Blanket mortgage

Blanket mortgage is a money term you need to understand. Here’s what it means.

A blanket mortgage is a financial product used to fund the purchase of two or more pieces of property. It is a common option used to fund commercial purchases.

Deeper definition

When a developer wants to buy multiple pieces of real estate, rather than taking out a mortgage for each individual property, he can use a blanket mortgage. The real estate collectively acts as collateral for the loan. Borrowers only have to pay one set of fees to finance numerous pieces of property.

The term for a blanket mortgage varies, but it usually lasts from one to five years. You also can use the loan to purchase tracts of land that you wish to develop.

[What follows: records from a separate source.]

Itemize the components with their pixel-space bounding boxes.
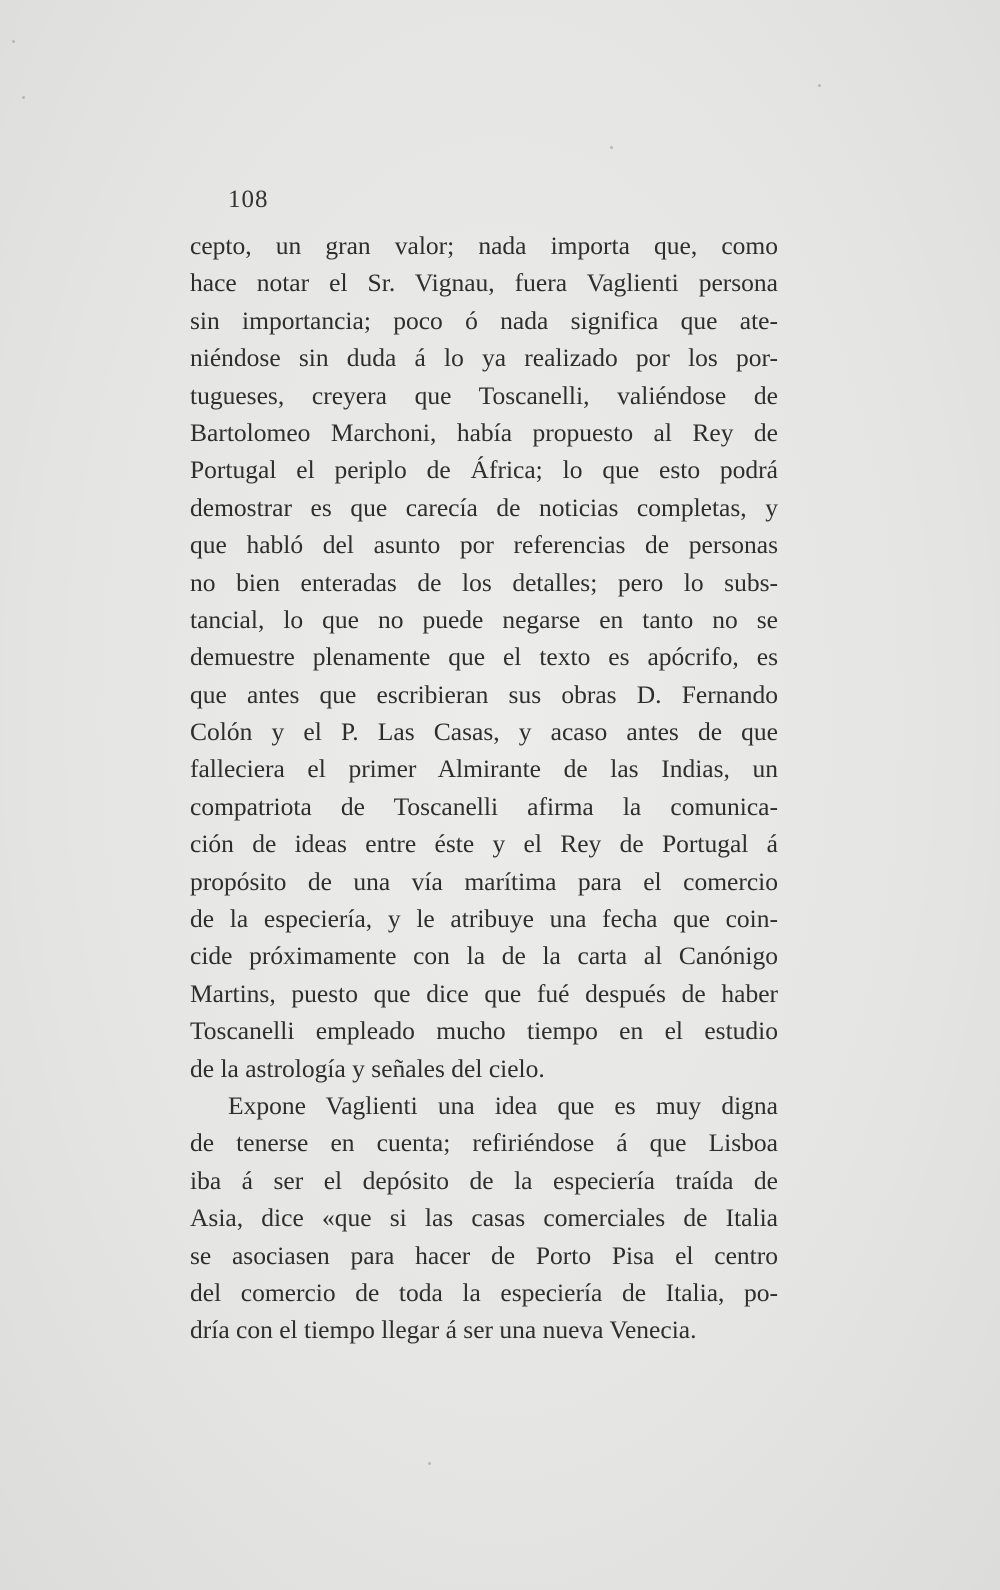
text-line: Portugal el periplo de África; lo que esto podrá	[190, 455, 778, 485]
text-line: del comercio de toda la especiería de Italia, po-	[190, 1277, 778, 1307]
page-number: 108	[228, 186, 269, 213]
paper-speck	[818, 84, 821, 87]
paper-speck	[12, 40, 15, 43]
paper-speck	[428, 1462, 431, 1465]
text-line: no bien enteradas de los detalles; pero lo subs-	[190, 567, 778, 597]
text-line: Bartolomeo Marchoni, había propuesto al Rey de	[190, 417, 778, 447]
text-line: propósito de una vía marítima para el comercio	[190, 866, 778, 896]
text-line: demostrar es que carecía de noticias completas, y	[190, 492, 778, 522]
text-line: falleciera el primer Almirante de las Indias, un	[190, 754, 778, 784]
text-line: se asociasen para hacer de Porto Pisa el centro	[190, 1240, 778, 1270]
text-line: sin importancia; poco ó nada significa que ate-	[190, 305, 778, 335]
text-line: cepto, un gran valor; nada importa que, como	[190, 231, 778, 260]
text-line: iba á ser el depósito de la especiería traída de	[190, 1165, 778, 1195]
text-line: niéndose sin duda á lo ya realizado por los por-	[190, 343, 778, 373]
paper-speck	[22, 96, 25, 99]
text-line: que antes que escribieran sus obras D. Fernando	[190, 679, 778, 709]
text-line: tancial, lo que no puede negarse en tanto no se	[190, 604, 778, 634]
text-line: Martins, puesto que dice que fué después de haber	[190, 978, 778, 1008]
text-line: Toscanelli empleado mucho tiempo en el estudio	[190, 1016, 778, 1046]
body-text	[190, 227, 778, 1349]
paper-speck	[610, 146, 613, 149]
text-line: de la astrología y señales del cielo.	[190, 1053, 545, 1083]
text-line: de tenerse en cuenta; refiriéndose á que Lisboa	[190, 1128, 778, 1158]
text-line: tugueses, creyera que Toscanelli, valiéndose de	[190, 380, 778, 410]
text-line: hace notar el Sr. Vignau, fuera Vaglienti persona	[190, 268, 778, 298]
text-line: cide próximamente con la de la carta al Canónigo	[190, 941, 778, 971]
text-line: Colón y el P. Las Casas, y acaso antes de que	[190, 717, 778, 747]
text-line: Asia, dice «que si las casas comerciales de Italia	[190, 1203, 778, 1233]
text-line: ción de ideas entre éste y el Rey de Portugal á	[190, 829, 778, 859]
text-line: dría con el tiempo llegar á ser una nueva Venecia.	[190, 1315, 697, 1345]
text-line: de la especiería, y le atribuye una fecha que coin-	[190, 904, 778, 934]
text-line: demuestre plenamente que el texto es apócrifo, es	[190, 642, 778, 672]
text-line: compatriota de Toscanelli afirma la comunica-	[190, 791, 778, 821]
text-line: Expone Vaglienti una idea que es muy digna	[228, 1090, 778, 1120]
text-line: que habló del asunto por referencias de personas	[190, 530, 778, 560]
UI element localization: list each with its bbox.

Entities that may find a blanket mortgage as a useful product include:

  • Companies with multiple locations.
  • Investors interested in holding multiple properties.
  • Property “flippers.”

One of the most notable benefits of a blanket mortgage is that it usually comes with a release clause. This permits the borrower to sell a piece of property, without having to use the proceeds to pay down the loan. Instead, the borrower can use the funds to purchase and develop more property.

Blanket mortgage example

If you decide to invest in property, take part in house flipping or buy multiple business sites, a blanket mortgage may be right for you. For example, assume that you want to purchase and flip three different properties at a cost of $600,000. You can secure a mortgage for each property, but instead, you take out a blanket mortgage for $600,000 that uses all properties as collateral. After restoring the properties, you sell the first home for $250,000. Thanks to the release clause in your blanket mortgage, you are able to use these funds to purchase and flip another home.